Databricks Community

thackman · 2 weeks ago

Liquid clustering on integers or dates seems intuitive. But it's less clear how it would decide to partion files when the key column is a high cardinality string. Does it try the first character of the string and then if that's not unique enough it goes for 2 or three characters? Or does it order the key values and grab a median value, then a median from each of those ranges? Or does it generate a histogram of unique values?

We have a silver table with a 100M rows. The rows are wide, several hundred columns. The key/id for each row is a guid. That's how the system that feeds us data identifies the records. About once an hour we get a microbatch of 50 to 100 records. Bronze is fast because it is SCD type2 and just appends. Silver is SCD type 1 so we Merge. A mix of updates and inserts. 98% of the time, the records are from the past few hours. Edits for data from last quarter does happen but it's rare. Since the guids are random what we see it that the Merge operation has to append to 50-100 different files. Our table is partitioned into 200 files so that is a lot of access for a small operation.
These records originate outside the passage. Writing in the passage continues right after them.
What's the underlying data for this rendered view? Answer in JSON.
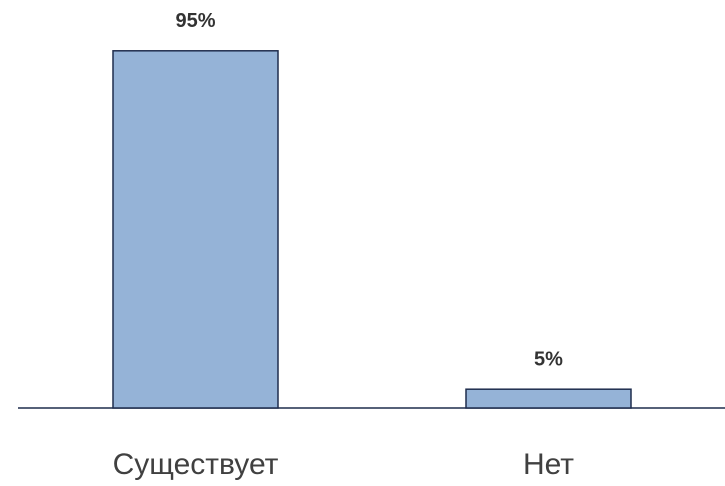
{
  "chart_data": {
    "type": "bar",
    "categories": [
      "Существует",
      "Нет"
    ],
    "values": [
      95,
      5
    ],
    "value_labels": [
      "95%",
      "5%"
    ],
    "color": "#95b3d7"
  }
}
The app team that feeds us data mentioned that they could change the guids to be sequential. With UUIDv7 format the date component is moved to the front of the bits to keep today's data closer together. Would liquid clustering work better with these guids or does it require the entire string to be high cardinality but non-unique like zip codes? Would the optimizer detect and work with these string ids better?

Isi · a week ago

Hey @thackman ,

I would share my opinion

Liquid Clustering doesn’t use prefix logic (e.g., first characters) nor a frequency histogram like ZOrdering did. Instead, it performs range-based segmentation based on lexicographic ordering of the column values. This works well when there’s some natural ordering correlation, but with totally random UUIDs (like v4), there is no temporal or logical proximity... which causes LC to spread updates across many files.

Switching to UUIDv7 (or another time-ordered GUID format) would significantly help. These IDs maintain temporal locality because the timestamp is embedded at the beginning of the string. Therefore, new rows inserted around the same time will fall into lexicographically similar clusters, and LC will group them much more effectively. You’d likely end up with MERGEs affecting only 1–2 files instead of 50–100.

So... yes Liquid Clustering would work far better with sequential or time-ordered GUIDs like UUIDv7. It doesn’t require low cardinality strings like zip codes, but it benefits enormously from values that are not random and have a logical grouping when sorted.

If you’re able to switch to UUIDv7, I highly recommend doing so you’ll likely see much faster merges, compactions, and query planning...

Let us know how it goes if you give it a try.

Hope this helps 🙂

Isi

emiliaswan · 17 hours ago

I found this great breakdown of current typography trends that touches on immersive typography and where it's heading. If you're interested in how 3D and AR are evolving in the design world, especially in terms of functionality and aesthetics,

Databricks Community

How does liquid clustering handle high cardinality strings?

Photos

Join Us as a Local Community Builder!

Announcing the APJ Databricks Smart Business Insights Challenge: Empowering Data-Driven Decision Mak

🚀 Monthly Databricks Get Started Days – Accelerate Your Learning Journey! 🚀

Business Intelligence in the Era of AI

Virtual Learning Festival: 9 April - 30 April

Data + AI Summit 2025 — registration now open!